The Barbarian Invasions
18certificate 18
Running time: 100 minutes
Starring: Remy Girard, Marie Josee Croze, Stephane Rousseau, Dorothee Berryman, Louise Portal
Rating 4 out of 10
Although he has been making films since the 1960s, French-Canadian director Denys Arcand first came to international attention with his 1985 hit The Decline of the American Empire, in which four academics put the world to rights over the course of a dinner party. Since then, Arcand has become something of a darling on the international scene with arthouse hits including Jesus of Montreal, Leolo and Love and Human Remains.

The Barbarian Invasions is something of a sequel to The Decline of the American Empire. Eighteen years later, one of the dinner party guests is dying. Remy is 54 and lying in a crowded public hospital, visited by his wife (Marie-Josee Croze), his academic colleagues and numerous mistresses. Remy is ebullient (often even a bully), and lies in state pontificating on the world around him as death looms even closer.

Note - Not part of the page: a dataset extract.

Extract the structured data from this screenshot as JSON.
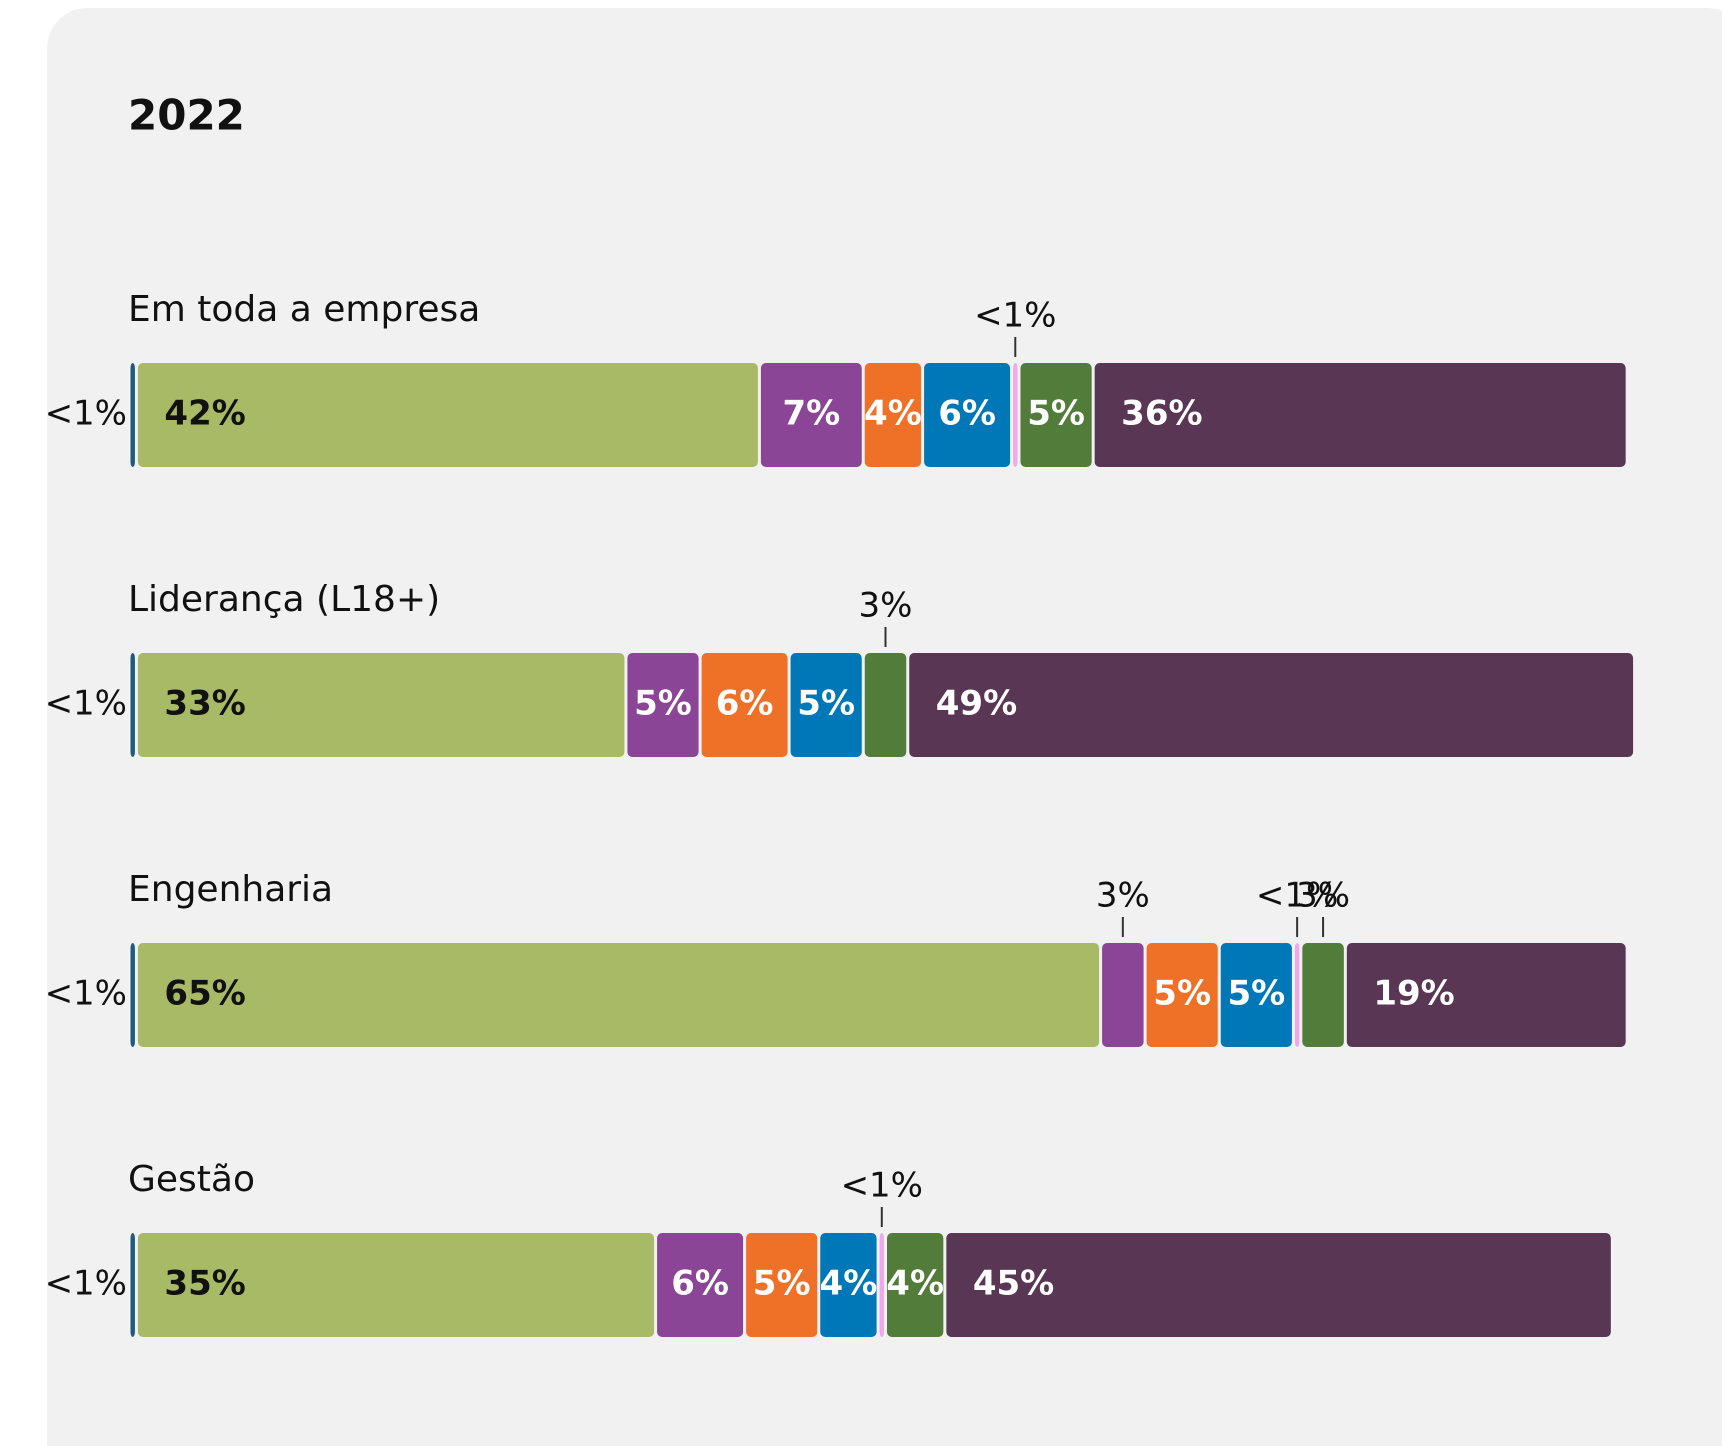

But when Remy's son Stephane arrives (Stephane Rousseau), his situation alters. A wheeler dealer on the London stock exchange, Stephane immediately has a new private room constructed for his father, plies him with drugs that he obtains from the street, and generally invokes a party atmosphere for his father's dying days, with a flurry of guests arriving daily to cheer Remy up. Despite these efforts, however, Stephane is unable to find the one thing that he really wants - the chance to tell his often insensitive father that he loves him. As Remy's condition worsens and the inevitable becomes a reality, the gang kidnap him from the hospital in order to speed him to a comfortable and loving death in a woodland cottage they have obtained for the situation.

This is a hugely talkative affair in which characterisation and dialogue are given much more importance than action or plot. With the cast largely playing a group of academics, the dialogue revolves around metaphysics, the meaning of life, love and everything else as well. The odd crack at the US finds its way in also, notably with a refreshing challenge on the country with an erudite argument about the effect of 9/11.

The actors give their all (Croze won Best Actress at the Cannes Film Festival),and the naturalistic style is somewhat comparable to the work of Mike Leigh (many of the characters have the same first name as the actors playing them). However, like some of Leigh's weaker moments, characterisation often leads to caricature, and this is what will turn many people off the film. Quite simply, the characters appear wooden, unbelievable and often dislikeable. In a character driven film this is a big problem. Your reaction to The Barbarian Invasions will depend on how you take the first ten minutes: joy at finding an old group of friends, or irritation which is only likely to become increasingly trying.